LUÍS AMORIM DE SOUSA
(...)
Eu nem queria acreditar que estava a conversar com Pablo Neruda e como num desabafo, contei-lhe que tinha começado a ler a sua obra em Moçambique, mas que os seus livros estavam proibidos e eram difíceis de encontrar. Contei-lhe ainda que um amigo meu tinha arranjado um exemplar do Canto General e que, com todo o cuidado para não darmos nas vistas, eu e outros companheiros íamos espaçadamente a casa dele, para ler o poema à sucapa. Neruda olhou para mim com uma expressão que não esqueço e pôs a mão no meu braço.

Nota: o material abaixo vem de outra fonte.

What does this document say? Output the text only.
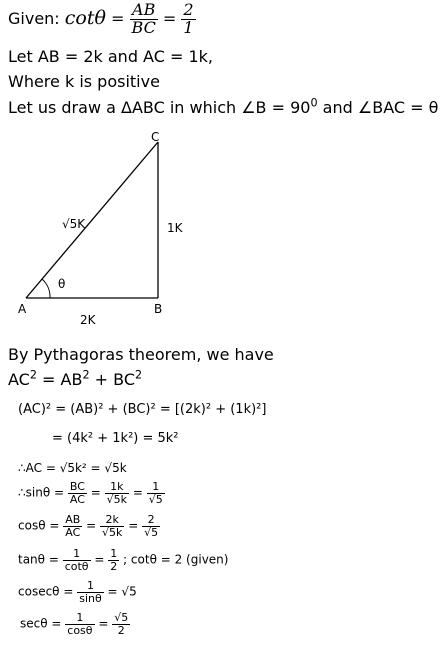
Given: $\cot\theta = \frac{AB}{BC} = \frac{2}{1}$
Let AB = 2k and AC = 1k,
Where k is positive
Let us draw a ΔABC in which ∠B = $90^0$ and ∠BAC = θ
θ
A	B
C
2K
1K
√5K
By Pythagoras theorem, we have
$AC^2 = AB^2 + BC^2$
(AC)² = (AB)² + (BC)² = [(2k)² + (1k)²]
= (4k² + 1k²) = 5k²
∴AC = √5k² = √5k
∴sinθ = $\frac{BC}{AC} = \frac{1k}{√5k} = \frac{1}{√5}$
$\cos\theta = \frac{AB}{AC} = \frac{2k}{√5k} = \frac{2}{√5}$
$\tan\theta = \frac{1}{\cot\theta} = \frac{1}{2}$ ; cotθ = 2 (given)
$cosec\theta = \frac{1}{\sin\theta} = √5$
$\sec\theta = \frac{1}{\cos\theta} = \frac{√5}{2}$
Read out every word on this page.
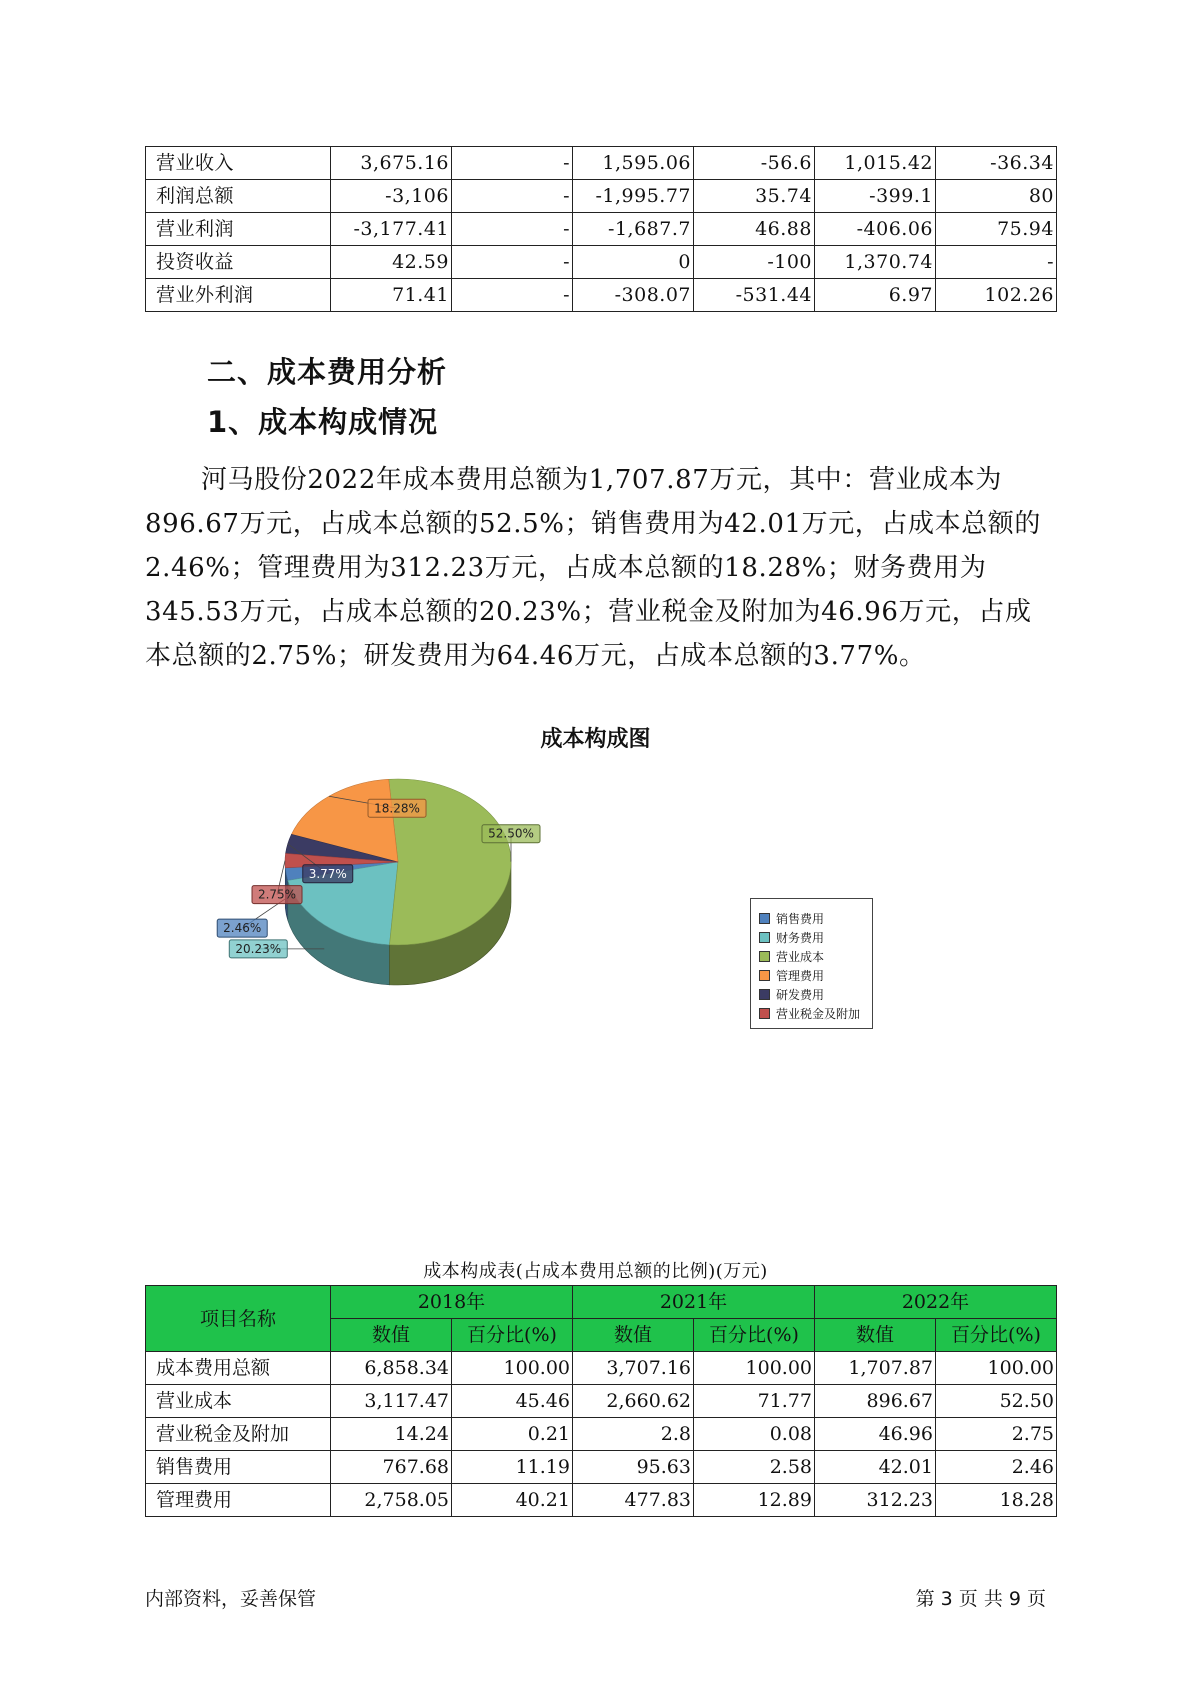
营业收入	3,675.16	-	1,595.06	-56.6	1,015.42	-36.34
利润总额	-3,106	-	-1,995.77	35.74	-399.1	80
营业利润	-3,177.41	-	-1,687.7	46.88	-406.06	75.94
投资收益	42.59	-	0	-100	1,370.74	-
营业外利润	71.41	-	-308.07	-531.44	6.97	102.26
二、成本费用分析
1、成本构成情况

河马股份2022年成本费用总额为1,707.87万元，其中：营业成本为896.67万元，占成本总额的52.5%；销售费用为42.01万元，占成本总额的2.46%；管理费用为312.23万元，占成本总额的18.28%；财务费用为345.53万元，占成本总额的20.23%；营业税金及附加为46.96万元，占成本总额的2.75%；研发费用为64.46万元，占成本总额的3.77%。

成本构成图
2.46%
20.23%
52.50%
18.28%
3.77%
2.75%
销售费用
财务费用
营业成本
管理费用
研发费用
营业税金及附加
成本构成表(占成本费用总额的比例)(万元)
项目名称	2018年		2021年		2022年	
	数值	百分比(%)	数值	百分比(%)	数值	百分比(%)
成本费用总额	6,858.34	100.00	3,707.16	100.00	1,707.87	100.00
营业成本	3,117.47	45.46	2,660.62	71.77	896.67	52.50
营业税金及附加	14.24	0.21	2.8	0.08	46.96	2.75
销售费用	767.68	11.19	95.63	2.58	42.01	2.46
管理费用	2,758.05	40.21	477.83	12.89	312.23	18.28
内部资料，妥善保管	第 3 页 共 9 页
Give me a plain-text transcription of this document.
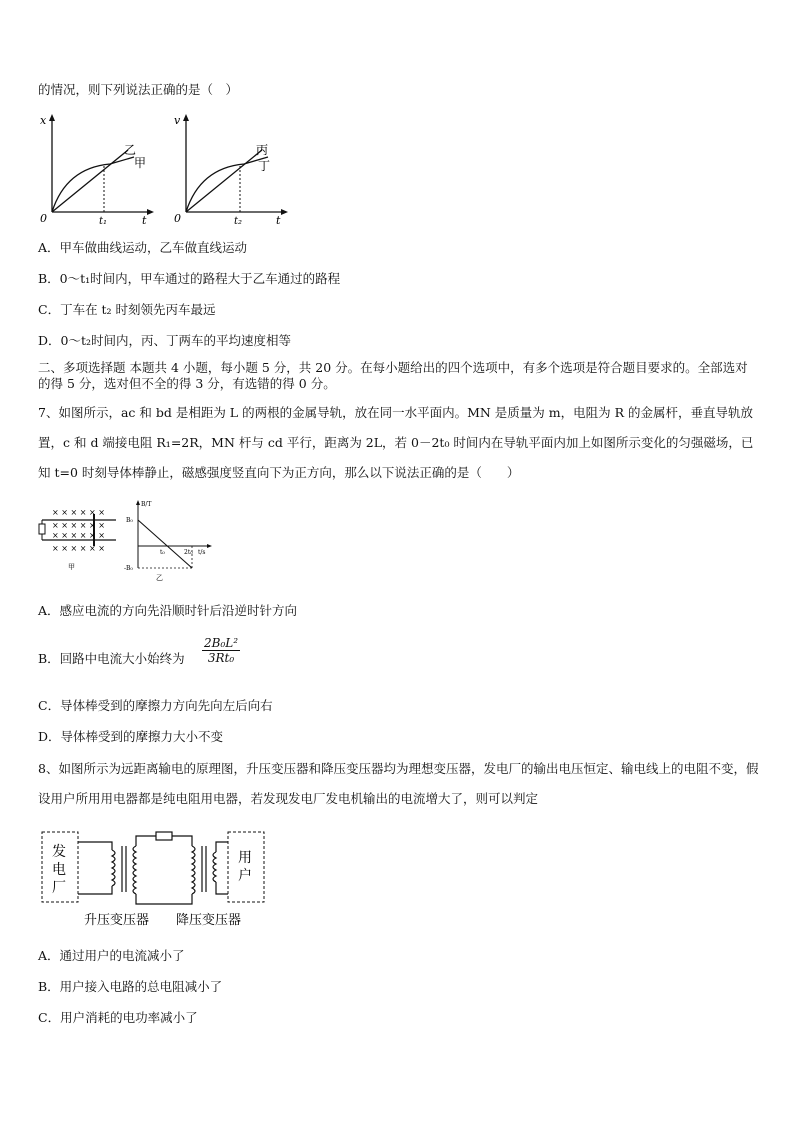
的情况，则下列说法正确的是（　）
x
t
0	t₁
乙
甲
v
t
0	t₂
丙
丁
A．甲车做曲线运动，乙车做直线运动
B．0～t₁时间内，甲车通过的路程大于乙车通过的路程
C．丁车在 t₂ 时刻领先丙车最远
D．0～t₂时间内，丙、丁两车的平均速度相等
二、多项选择题 本题共 4 小题，每小题 5 分，共 20 分。在每小题给出的四个选项中，有多个选项是符合题目要求的。全部选对的得 5 分，选对但不全的得 3 分，有选错的得 0 分。
7、如图所示，ac 和 bd 是相距为 L 的两根的金属导轨，放在同一水平面内。MN 是质量为 m，电阻为 R 的金属杆，垂直导轨放置，c 和 d 端接电阻 R₁=2R，MN 杆与 cd 平行，距离为 2L，若 0－2t₀ 时间内在导轨平面内加上如图所示变化的匀强磁场，已知 t=0 时刻导体棒静止，磁感强度竖直向下为正方向，那么以下说法正确的是（　　）
× × × × × ×
× × × × × ×
× × × × × ×
× × × × × ×
甲
B/T
t/s
B₀
-B₀
t₀	2t₀
乙
A．感应电流的方向先沿顺时针后沿逆时针方向
B．回路中电流大小始终为 $\frac{\text{2B₀L²}}{\text{3Rt₀}}$
C．导体棒受到的摩擦力方向先向左后向右
D．导体棒受到的摩擦力大小不变
8、如图所示为远距离输电的原理图，升压变压器和降压变压器均为理想变压器，发电厂的输出电压恒定、输电线上的电阻不变，假设用户所用用电器都是纯电阻用电器，若发现发电厂发电机输出的电流增大了，则可以判定
发
电
厂
用
户
升压变压器 降压变压器
A．通过用户的电流减小了
B．用户接入电路的总电阻减小了
C．用户消耗的电功率减小了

- A história que acabou de me contar, foi-me contada mais vezes. Aconteceu também noutros países e quase sempre com jovens. É uma coisa que se repete ao longo da minha vida e que me deixa sempre emocionado.
E o grande Pablo Neruda agradeceu-me.
Depois falou de Salazar, que acusou de abafar a cultura portuguesa e disse que o considerava cabalmente responsável pelo isolamento mundial dos nossos poetas. Bebendo um trago de vinho perguntou se conhecíamos os vinhos do seu país. Tivemos que admitir que não e, sorrindo, Neruda comentou que por esse isolamento não poderia culpar o ditador Salazar.
(...)(excerto de Londres e Companhia, Assírio & Alvim, 2004)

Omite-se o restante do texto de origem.